The resulting songs were inspired by Brazilian sounds, tango, the classics of mid-century French pop and classical orchestration—Gainsbourg and Henry Mancini loom large in Giannikou’s signature style—and her own keen, cinematic sense of color and sonic texture. To achieve this evolving, lush sound, Giannikou employed everything from dusky marimbas to bright dulcimer, Japanese shamisen, and Chinese guzheng, not shying away from expanding the usual big-band palette and string section.

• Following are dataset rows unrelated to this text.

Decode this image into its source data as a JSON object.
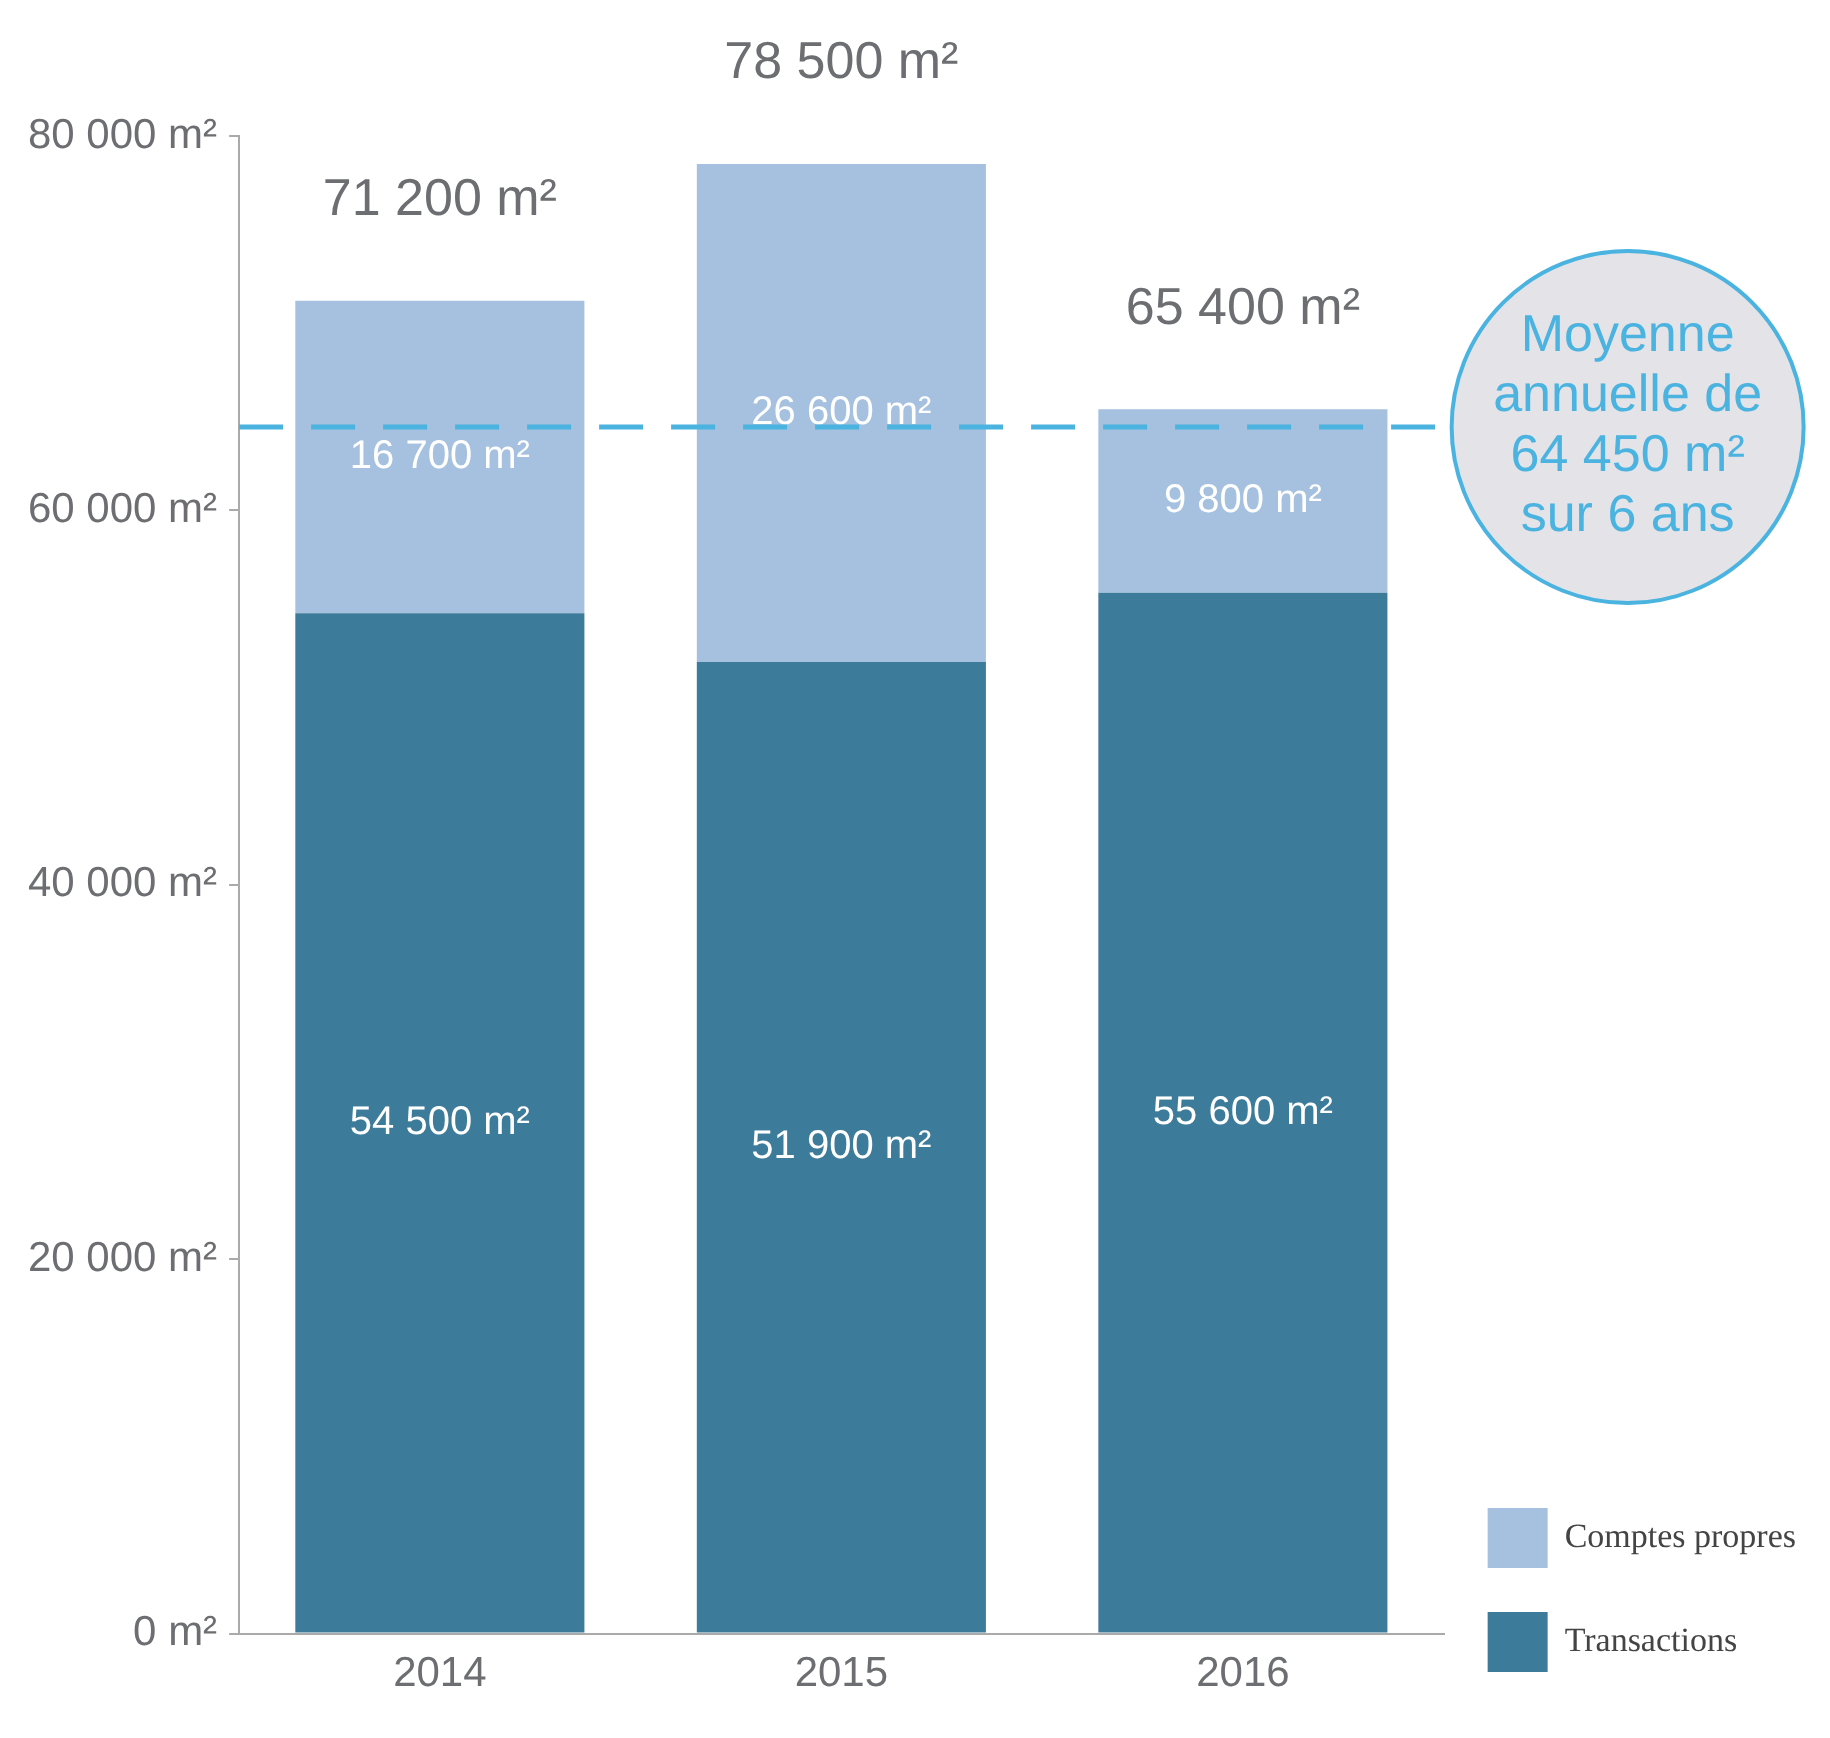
{
  "chart_data": {
    "type": "bar",
    "stacked": true,
    "categories": [
      "2014",
      "2015",
      "2016"
    ],
    "series": [
      {
        "name": "Transactions",
        "color": "#3d7b9a",
        "values": [
          54500,
          51900,
          55600
        ],
        "value_labels": [
          "54 500 m²",
          "51 900 m²",
          "55 600 m²"
        ]
      },
      {
        "name": "Comptes propres",
        "color": "#a6c1df",
        "values": [
          16700,
          26600,
          9800
        ],
        "value_labels": [
          "16 700 m²",
          "26 600 m²",
          "9 800 m²"
        ]
      }
    ],
    "totals": [
      "71 200 m²",
      "78 500 m²",
      "65 400 m²"
    ],
    "ylim": [
      0,
      80000
    ],
    "yticks": [
      {
        "value": 0,
        "label": "0 m²"
      },
      {
        "value": 20000,
        "label": "20 000 m²"
      },
      {
        "value": 40000,
        "label": "40 000 m²"
      },
      {
        "value": 60000,
        "label": "60 000 m²"
      },
      {
        "value": 80000,
        "label": "80 000 m²"
      }
    ],
    "ref_lines": [
      {
        "axis": "y",
        "value": 64450,
        "label": "Moyenne annuelle de 64 450 m² sur 6 ans",
        "color": "#4ab3e0",
        "line_style": "dashed"
      }
    ],
    "grid": false,
    "legend": "bottom right"
  }
}
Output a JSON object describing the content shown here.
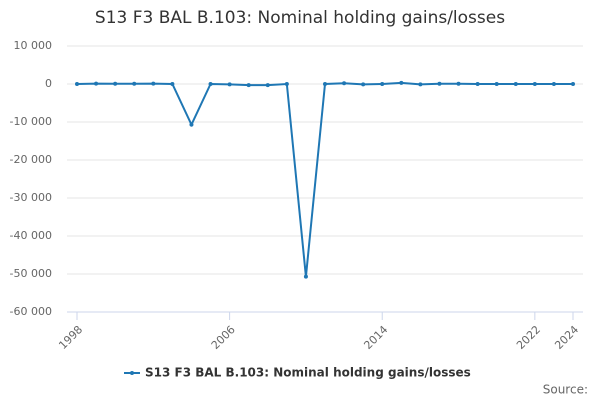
{
  "chart_data": {
    "type": "line",
    "title": "S13 F3 BAL B.103: Nominal holding gains/losses",
    "x": [
      1998,
      1999,
      2000,
      2001,
      2002,
      2003,
      2004,
      2005,
      2006,
      2007,
      2008,
      2009,
      2010,
      2011,
      2012,
      2013,
      2014,
      2015,
      2016,
      2017,
      2018,
      2019,
      2020,
      2021,
      2022,
      2023,
      2024
    ],
    "series": [
      {
        "name": "S13 F3 BAL B.103: Nominal holding gains/losses",
        "color": "#1f77b4",
        "values": [
          0,
          100,
          50,
          50,
          100,
          0,
          -10700,
          0,
          -100,
          -300,
          -300,
          0,
          -50700,
          0,
          200,
          -100,
          0,
          300,
          -100,
          50,
          50,
          0,
          0,
          0,
          0,
          0,
          0
        ]
      }
    ],
    "xlim": [
      1998,
      2024
    ],
    "xticks": [
      1998,
      2006,
      2014,
      2022,
      2024
    ],
    "ylim": [
      -60000,
      10000
    ],
    "yticks": [
      {
        "value": 10000,
        "label": "10 000"
      },
      0,
      {
        "value": -10000,
        "label": "-10 000"
      },
      {
        "value": -20000,
        "label": "-20 000"
      },
      {
        "value": -30000,
        "label": "-30 000"
      },
      {
        "value": -40000,
        "label": "-40 000"
      },
      {
        "value": -50000,
        "label": "-50 000"
      },
      {
        "value": -60000,
        "label": "-60 000"
      }
    ],
    "grid": true,
    "legend": "bottom",
    "source": "Source:"
  }
}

She hints at the sway of Cape Verdean mourna (“Fond de la Mer”) to portray the bittersweet dynamics of a relationship on the rocks, then pays homage to her own Greek heritage, enlisting tsifteteli dance rhythms to capture the glories of a June night (“Juin”).

After moving to New York, Giannikou began to work closely with high-caliber musician friends from backgrounds as diverse and musically omnivorous as her own. “The core of the band is two Argentines, two Greeks and two Japanese,” notes Giannikou gleefully. “We shape the final sound together, hanging out and fooling around with the song. Apart from the string and horn arrangements, the arrangement process is very interactive. Six musical minds can create so many more sonic dimensions than one.”

Giannikou found support and inspiration working side by side with bandleader, producer, and fellow high-energy arranger Michael League, who helped shape the final form of the Banda’s ambitious, wide-ranging sound, and with engineer extraordinaire Fab Dupont, who wrangled the arrangement’s many layers with a heartfelt feeling that shone through in the final mix.

“I don’t particularly aim to create the impression that what you are hearing is a band playing, though I couldn’t do this without the musical family of Banda Magda. I concentrate a lot on color and timbre,” muses Giannikou. “Notes and chords are shapes and colors, hues and tints. They fly around and then I grab them, and place them in that omnipotent image, engraved, in my mind.”